Gravitricity noted its technology uses heavy weights suspended in a deep shaft by cables attached to winches. When there is excess electricity, for example on a windy day, the weight is winched to the top of the shaft ready to generate power. This weight can then be released when required – in less than a second – and the winches become generators, producing either a large burst of electricity quickly, or releasing it more slowly depending on what is needed.

The local community has set up a special development company, called Callio Pyhäjärvi, to promote regeneration projects at the historic mine, of which the GraviStore scheme will be part, Gravitricity noted.

The Edinburgh company said: “The two organisations have now signed an agreement to transform a 530-metre-deep auxiliary shaft into a full-scale prototype of Gravitricity’s technology – and anticipate this could become Europe’s first GraviStore deployment.”

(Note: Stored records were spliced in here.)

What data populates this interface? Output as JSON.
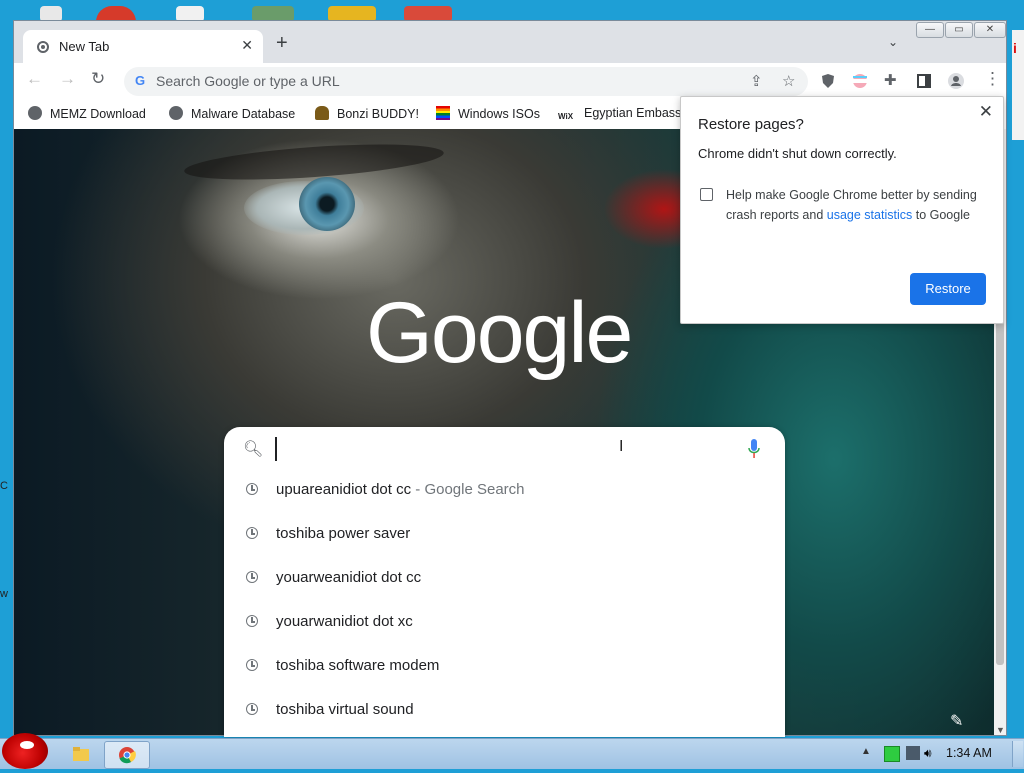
{
  "window": {
    "tab_title": "New Tab",
    "tab_close": "✕",
    "new_tab": "+",
    "tab_search": "⌄",
    "controls": {
      "minimize": "—",
      "restore": "▭",
      "close": "✕"
    }
  },
  "toolbar": {
    "back": "←",
    "forward": "→",
    "reload": "↻",
    "omnibox_placeholder": "Search Google or type a URL",
    "menu": "⋮"
  },
  "bookmarks": [
    {
      "label": "MEMZ Download",
      "icon": "globe-icon"
    },
    {
      "label": "Malware Database",
      "icon": "globe-icon"
    },
    {
      "label": "Bonzi BUDDY!",
      "icon": "bonzi-icon"
    },
    {
      "label": "Windows ISOs",
      "icon": "windows-flag-icon"
    },
    {
      "label": "Egyptian Embassy",
      "icon": "wix-icon"
    }
  ],
  "ntp": {
    "logo": "Google",
    "search_value": "",
    "suggestions": [
      {
        "text": "upuareanidiot dot cc",
        "suffix": " - Google Search"
      },
      {
        "text": "toshiba power saver",
        "suffix": ""
      },
      {
        "text": "youarweanidiot dot cc",
        "suffix": ""
      },
      {
        "text": "youarwanidiot dot xc",
        "suffix": ""
      },
      {
        "text": "toshiba software modem",
        "suffix": ""
      },
      {
        "text": "toshiba virtual sound",
        "suffix": ""
      }
    ]
  },
  "popup": {
    "title": "Restore pages?",
    "message": "Chrome didn't shut down correctly.",
    "checkbox_text": "Help make Google Chrome better by sending crash reports and",
    "checkbox_link": "usage statistics",
    "checkbox_tail": "to Google",
    "button": "Restore",
    "checked": false,
    "close": "✕"
  },
  "taskbar": {
    "clock": "1:34 AM"
  },
  "colors": {
    "accent": "#1a73e8",
    "desktop": "#1e9fd6"
  }
}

It added that the scheme being developed would deliver up to two megawatts of storage capacity, declaring: “This would tie straight into the local electricity grid and provide balancing services to the Finnish network.”

Gravitricity noted it had last year signed an agreement with Swedish-Swiss energy multinational ABB to use ABB’s mine-hoist expertise to help accelerate the adoption of underground energy storage.

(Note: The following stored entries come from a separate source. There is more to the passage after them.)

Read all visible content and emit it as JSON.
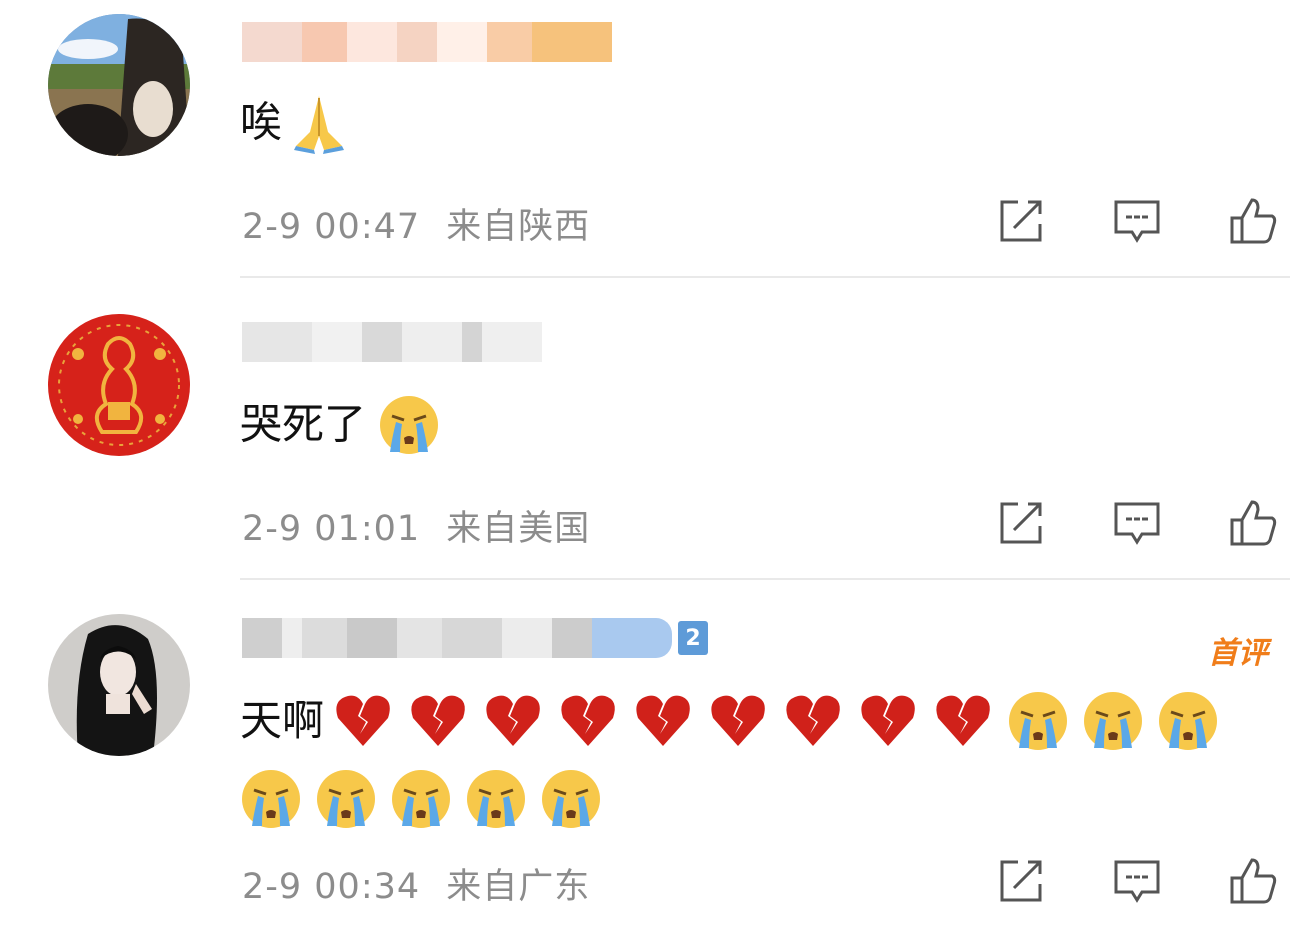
{
  "comments": [
    {
      "content": "唉",
      "time": "2-9 00:47",
      "location": "来自陕西",
      "emojis": [
        "pray-emoji"
      ]
    },
    {
      "content": "哭死了",
      "time": "2-9 01:01",
      "location": "来自美国",
      "emojis": [
        "crying-emoji"
      ]
    },
    {
      "content": "天啊",
      "time": "2-9 00:34",
      "location": "来自广东",
      "badge": "首评",
      "level": "2",
      "emojis": [
        "broken-heart-emoji",
        "broken-heart-emoji",
        "broken-heart-emoji",
        "broken-heart-emoji",
        "broken-heart-emoji",
        "broken-heart-emoji",
        "broken-heart-emoji",
        "broken-heart-emoji",
        "broken-heart-emoji",
        "crying-emoji",
        "crying-emoji",
        "crying-emoji",
        "crying-emoji",
        "crying-emoji",
        "crying-emoji",
        "crying-emoji",
        "crying-emoji"
      ]
    }
  ],
  "icons": {
    "share": "share-icon",
    "comment": "comment-icon",
    "like": "thumbs-up-icon"
  },
  "colors": {
    "meta_text": "#8c8c8c",
    "badge": "#f07d1a",
    "level_badge": "#5e9bd8",
    "divider": "#e9e9e9"
  }
}
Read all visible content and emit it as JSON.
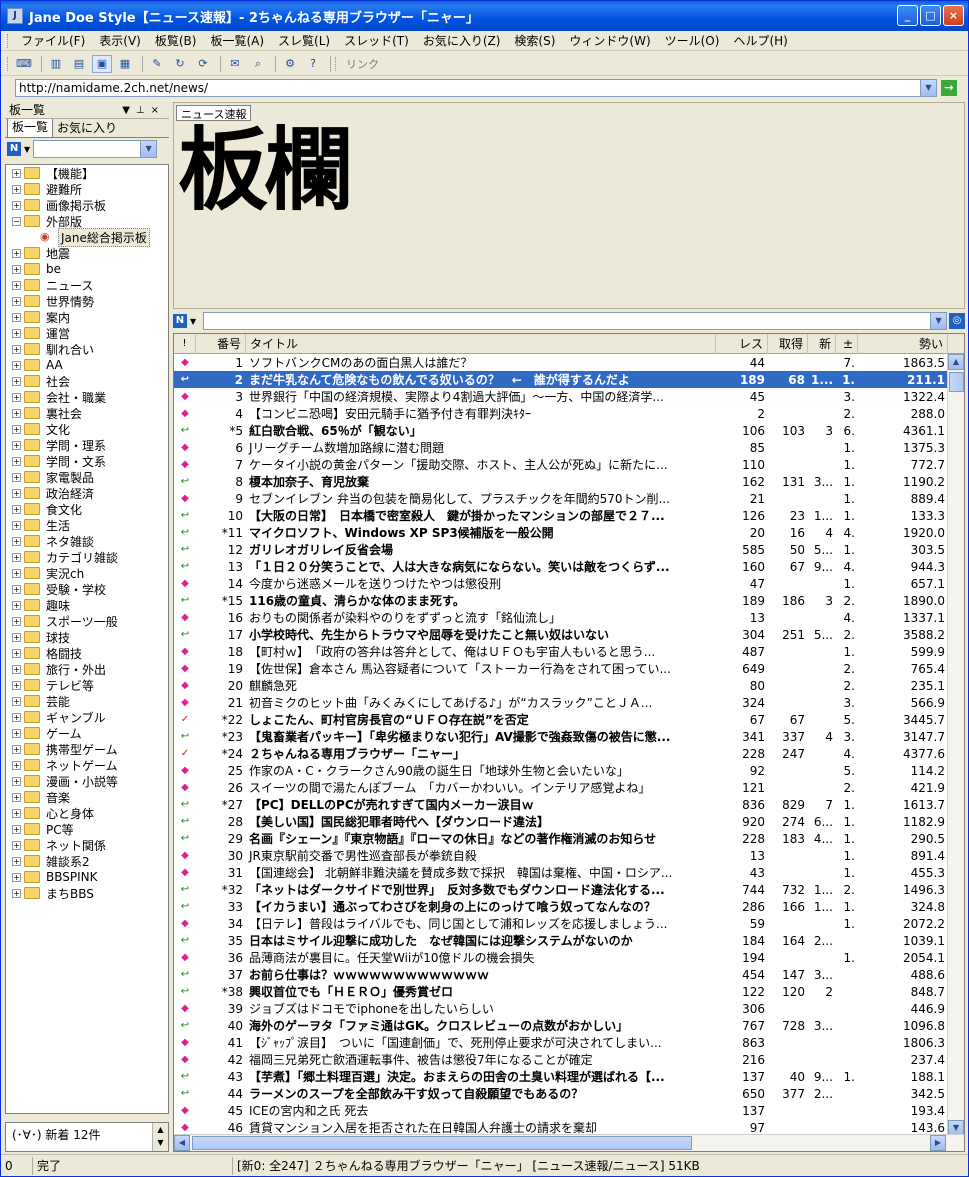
{
  "window": {
    "title": "Jane Doe Style【ニュース速報】- 2ちゃんねる専用ブラウザー「ニャー」"
  },
  "menu": [
    "ファイル(F)",
    "表示(V)",
    "板覧(B)",
    "板一覧(A)",
    "スレ覧(L)",
    "スレッド(T)",
    "お気に入り(Z)",
    "検索(S)",
    "ウィンドウ(W)",
    "ツール(O)",
    "ヘルプ(H)"
  ],
  "toolbar": {
    "link_label": "リンク"
  },
  "address": {
    "url": "http://namidame.2ch.net/news/"
  },
  "left_pane": {
    "title": "板一覧",
    "tabs": [
      "板一覧",
      "お気に入り"
    ],
    "tree": [
      "【機能】",
      "避難所",
      "画像掲示板",
      "外部版",
      "Jane総合掲示板",
      "地震",
      "be",
      "ニュース",
      "世界情勢",
      "案内",
      "運営",
      "馴れ合い",
      "AA",
      "社会",
      "会社・職業",
      "裏社会",
      "文化",
      "学問・理系",
      "学問・文系",
      "家電製品",
      "政治経済",
      "食文化",
      "生活",
      "ネタ雑談",
      "カテゴリ雑談",
      "実況ch",
      "受験・学校",
      "趣味",
      "スポーツ一般",
      "球技",
      "格闘技",
      "旅行・外出",
      "テレビ等",
      "芸能",
      "ギャンブル",
      "ゲーム",
      "携帯型ゲーム",
      "ネットゲーム",
      "漫画・小説等",
      "音楽",
      "心と身体",
      "PC等",
      "ネット関係",
      "雑談系2",
      "BBSPINK",
      "まちBBS"
    ],
    "status": "(･∀･) 新着 12件"
  },
  "preview": {
    "tab": "ニュース速報",
    "big_text": "板欄"
  },
  "thread_list": {
    "columns": [
      "!",
      "番号",
      "タイトル",
      "レス",
      "取得",
      "新",
      "±",
      "勢い"
    ],
    "rows": [
      {
        "mark": "◆",
        "num": "1",
        "title": "ソフトバンクCMのあの面白黒人は誰だ？",
        "res": "44",
        "get": "",
        "new": "",
        "pm": "7.",
        "pow": "1863.5"
      },
      {
        "mark": "↩",
        "num": "2",
        "title": "まだ牛乳なんて危険なもの飲んでる奴いるの？　←　誰が得するんだよ",
        "res": "189",
        "get": "68",
        "new": "1...",
        "pm": "1.",
        "pow": "211.1",
        "sel": true
      },
      {
        "mark": "◆",
        "num": "3",
        "title": "世界銀行「中国の経済規模、実際より4割過大評価」〜一方、中国の経済学...",
        "res": "45",
        "get": "",
        "new": "",
        "pm": "3.",
        "pow": "1322.4"
      },
      {
        "mark": "◆",
        "num": "4",
        "title": "【コンビニ恐喝】安田元騎手に猶予付き有罪判決ｷﾀｰ",
        "res": "2",
        "get": "",
        "new": "",
        "pm": "2.",
        "pow": "288.0"
      },
      {
        "mark": "↩",
        "num": "*5",
        "title": "紅白歌合戦、65％が「観ない」",
        "res": "106",
        "get": "103",
        "new": "3",
        "pm": "6.",
        "pow": "4361.1"
      },
      {
        "mark": "◆",
        "num": "6",
        "title": "Jリーグチーム数増加路線に潜む問題",
        "res": "85",
        "get": "",
        "new": "",
        "pm": "1.",
        "pow": "1375.3"
      },
      {
        "mark": "◆",
        "num": "7",
        "title": "ケータイ小説の黄金パターン「援助交際、ホスト、主人公が死ぬ」に新たに...",
        "res": "110",
        "get": "",
        "new": "",
        "pm": "1.",
        "pow": "772.7"
      },
      {
        "mark": "↩",
        "num": "8",
        "title": "榎本加奈子、育児放棄",
        "res": "162",
        "get": "131",
        "new": "3...",
        "pm": "1.",
        "pow": "1190.2"
      },
      {
        "mark": "◆",
        "num": "9",
        "title": "セブンイレブン 弁当の包装を簡易化して、プラスチックを年間約570トン削...",
        "res": "21",
        "get": "",
        "new": "",
        "pm": "1.",
        "pow": "889.4"
      },
      {
        "mark": "↩",
        "num": "10",
        "title": "【大阪の日常】　日本橋で密室殺人　鍵が掛かったマンションの部屋で２７...",
        "res": "126",
        "get": "23",
        "new": "1...",
        "pm": "1.",
        "pow": "133.3"
      },
      {
        "mark": "↩",
        "num": "*11",
        "title": "マイクロソフト、Windows XP SP3候補版を一般公開",
        "res": "20",
        "get": "16",
        "new": "4",
        "pm": "4.",
        "pow": "1920.0"
      },
      {
        "mark": "↩",
        "num": "12",
        "title": "ガリレオガリレイ反省会場",
        "res": "585",
        "get": "50",
        "new": "5...",
        "pm": "1.",
        "pow": "303.5"
      },
      {
        "mark": "↩",
        "num": "13",
        "title": "「１日２０分笑うことで、人は大きな病気にならない。笑いは敵をつくらず...",
        "res": "160",
        "get": "67",
        "new": "9...",
        "pm": "4.",
        "pow": "944.3"
      },
      {
        "mark": "◆",
        "num": "14",
        "title": "今度から迷惑メールを送りつけたやつは懲役刑",
        "res": "47",
        "get": "",
        "new": "",
        "pm": "1.",
        "pow": "657.1"
      },
      {
        "mark": "↩",
        "num": "*15",
        "title": "116歳の童貞、清らかな体のまま死す。",
        "res": "189",
        "get": "186",
        "new": "3",
        "pm": "2.",
        "pow": "1890.0"
      },
      {
        "mark": "◆",
        "num": "16",
        "title": "おりもの関係者が染料やのりをずずっと流す「銘仙流し」",
        "res": "13",
        "get": "",
        "new": "",
        "pm": "4.",
        "pow": "1337.1"
      },
      {
        "mark": "↩",
        "num": "17",
        "title": "小学校時代、先生からトラウマや屈辱を受けたこと無い奴はいない",
        "res": "304",
        "get": "251",
        "new": "5...",
        "pm": "2.",
        "pow": "3588.2"
      },
      {
        "mark": "◆",
        "num": "18",
        "title": "【町村ｗ】　「政府の答弁は答弁として、俺はＵＦＯも宇宙人もいると思う...",
        "res": "487",
        "get": "",
        "new": "",
        "pm": "1.",
        "pow": "599.9"
      },
      {
        "mark": "◆",
        "num": "19",
        "title": "【佐世保】倉本さん 馬込容疑者について「ストーカー行為をされて困ってい...",
        "res": "649",
        "get": "",
        "new": "",
        "pm": "2.",
        "pow": "765.4"
      },
      {
        "mark": "◆",
        "num": "20",
        "title": "麒麟急死",
        "res": "80",
        "get": "",
        "new": "",
        "pm": "2.",
        "pow": "235.1"
      },
      {
        "mark": "◆",
        "num": "21",
        "title": "初音ミクのヒット曲「みくみくにしてあげる♪」が“カスラック”ことＪＡ...",
        "res": "324",
        "get": "",
        "new": "",
        "pm": "3.",
        "pow": "566.9"
      },
      {
        "mark": "✓",
        "num": "*22",
        "title": "しょこたん、町村官房長官の“ＵＦＯ存在説”を否定",
        "res": "67",
        "get": "67",
        "new": "",
        "pm": "5.",
        "pow": "3445.7"
      },
      {
        "mark": "↩",
        "num": "*23",
        "title": "【鬼畜業者パッキー】「卑劣極まりない犯行」AV撮影で強姦致傷の被告に懲...",
        "res": "341",
        "get": "337",
        "new": "4",
        "pm": "3.",
        "pow": "3147.7"
      },
      {
        "mark": "✓",
        "num": "*24",
        "title": "２ちゃんねる専用ブラウザー「ニャー」",
        "res": "228",
        "get": "247",
        "new": "",
        "pm": "4.",
        "pow": "4377.6"
      },
      {
        "mark": "◆",
        "num": "25",
        "title": "作家のA・C・クラークさん90歳の誕生日「地球外生物と会いたいな」",
        "res": "92",
        "get": "",
        "new": "",
        "pm": "5.",
        "pow": "114.2"
      },
      {
        "mark": "◆",
        "num": "26",
        "title": "スイーツの間で湯たんぽブーム　「カバーかわいい。インテリア感覚よね」",
        "res": "121",
        "get": "",
        "new": "",
        "pm": "2.",
        "pow": "421.9"
      },
      {
        "mark": "↩",
        "num": "*27",
        "title": "【PC】DELLのPCが売れすぎて国内メーカー涙目ｗ",
        "res": "836",
        "get": "829",
        "new": "7",
        "pm": "1.",
        "pow": "1613.7"
      },
      {
        "mark": "↩",
        "num": "28",
        "title": "【美しい国】国民総犯罪者時代へ【ダウンロード違法】",
        "res": "920",
        "get": "274",
        "new": "6...",
        "pm": "1.",
        "pow": "1182.9"
      },
      {
        "mark": "↩",
        "num": "29",
        "title": "名画『シェーン』『東京物語』『ローマの休日』などの著作権消滅のお知らせ",
        "res": "228",
        "get": "183",
        "new": "4...",
        "pm": "1.",
        "pow": "290.5"
      },
      {
        "mark": "◆",
        "num": "30",
        "title": "JR東京駅前交番で男性巡査部長が拳銃自殺",
        "res": "13",
        "get": "",
        "new": "",
        "pm": "1.",
        "pow": "891.4"
      },
      {
        "mark": "◆",
        "num": "31",
        "title": "【国連総会】 北朝鮮非難決議を賛成多数で採択　韓国は棄権、中国・ロシア...",
        "res": "43",
        "get": "",
        "new": "",
        "pm": "1.",
        "pow": "455.3"
      },
      {
        "mark": "↩",
        "num": "*32",
        "title": "「ネットはダークサイドで別世界」　反対多数でもダウンロード違法化する...",
        "res": "744",
        "get": "732",
        "new": "1...",
        "pm": "2.",
        "pow": "1496.3"
      },
      {
        "mark": "↩",
        "num": "33",
        "title": "【イカうまい】通ぶってわさびを刺身の上にのっけて喰う奴ってなんなの？",
        "res": "286",
        "get": "166",
        "new": "1...",
        "pm": "1.",
        "pow": "324.8"
      },
      {
        "mark": "◆",
        "num": "34",
        "title": "【日テレ】普段はライバルでも、同じ国として浦和レッズを応援しましょう...",
        "res": "59",
        "get": "",
        "new": "",
        "pm": "1.",
        "pow": "2072.2"
      },
      {
        "mark": "↩",
        "num": "35",
        "title": "日本はミサイル迎撃に成功した　なぜ韓国には迎撃システムがないのか",
        "res": "184",
        "get": "164",
        "new": "2...",
        "pm": "",
        "pow": "1039.1"
      },
      {
        "mark": "◆",
        "num": "36",
        "title": "品薄商法が裏目に。任天堂Wiiが10億ドルの機会損失",
        "res": "194",
        "get": "",
        "new": "",
        "pm": "1.",
        "pow": "2054.1"
      },
      {
        "mark": "↩",
        "num": "37",
        "title": "お前ら仕事は？ｗｗｗｗｗｗｗｗｗｗｗｗｗ",
        "res": "454",
        "get": "147",
        "new": "3...",
        "pm": "",
        "pow": "488.6"
      },
      {
        "mark": "↩",
        "num": "*38",
        "title": "興収首位でも「ＨＥＲＯ」優秀賞ゼロ",
        "res": "122",
        "get": "120",
        "new": "2",
        "pm": "",
        "pow": "848.7"
      },
      {
        "mark": "◆",
        "num": "39",
        "title": "ジョブズはドコモでiphoneを出したいらしい",
        "res": "306",
        "get": "",
        "new": "",
        "pm": "",
        "pow": "446.9"
      },
      {
        "mark": "↩",
        "num": "40",
        "title": "海外のゲーヲタ「ファミ通はGK。クロスレビューの点数がおかしい」",
        "res": "767",
        "get": "728",
        "new": "3...",
        "pm": "",
        "pow": "1096.8"
      },
      {
        "mark": "◆",
        "num": "41",
        "title": "【ｼﾞｬｯﾌﾟ涙目】　ついに「国連創価」で、死刑停止要求が可決されてしまい...",
        "res": "863",
        "get": "",
        "new": "",
        "pm": "",
        "pow": "1806.3"
      },
      {
        "mark": "◆",
        "num": "42",
        "title": "福岡三兄弟死亡飲酒運転事件、被告は懲役7年になることが確定",
        "res": "216",
        "get": "",
        "new": "",
        "pm": "",
        "pow": "237.4"
      },
      {
        "mark": "↩",
        "num": "43",
        "title": "【芋煮】「郷土料理百選」決定。おまえらの田舎の土臭い料理が選ばれる【...",
        "res": "137",
        "get": "40",
        "new": "9...",
        "pm": "1.",
        "pow": "188.1"
      },
      {
        "mark": "↩",
        "num": "44",
        "title": "ラーメンのスープを全部飲み干す奴って自殺願望でもあるの？",
        "res": "650",
        "get": "377",
        "new": "2...",
        "pm": "",
        "pow": "342.5"
      },
      {
        "mark": "◆",
        "num": "45",
        "title": "ICEの宮内和之氏 死去",
        "res": "137",
        "get": "",
        "new": "",
        "pm": "",
        "pow": "193.4"
      },
      {
        "mark": "◆",
        "num": "46",
        "title": "賃貸マンション入居を拒否された在日韓国人弁護士の請求を棄却",
        "res": "97",
        "get": "",
        "new": "",
        "pm": "",
        "pow": "143.6"
      }
    ]
  },
  "status": {
    "count": "0",
    "state": "完了",
    "info": "[新0: 全247] ２ちゃんねる専用ブラウザー「ニャー」 [ニュース速報/ニュース] 51KB"
  },
  "colors": {
    "title_bar": "#0053e1",
    "selection": "#316ac5",
    "mark_new": "#e0208c",
    "mark_updated": "#1a8a1a",
    "mark_check": "#d02020"
  }
}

It added that it anticipated ABB would lend its expertise to the project, alongside Gravitricity’s other strategic partner, Dutch winch specialist Huisman.

Gravitricity executive chairman Martin Wright said: “This project will demonstrate at full scale how our technology can offer reliable long-life energy storage that can capture and store energy during periods of low demand and release it rapidly when required.

“This full-scale project will provide a pathway to other commercial projects and allow our solution to be embedded into mine decommissioning activities, offering a potential future for mines approaching the end of their original service life.”

He added: “It will also provide vital new low-carbon jobs in an area which has suffered significantly from the end of traditional mining operations.”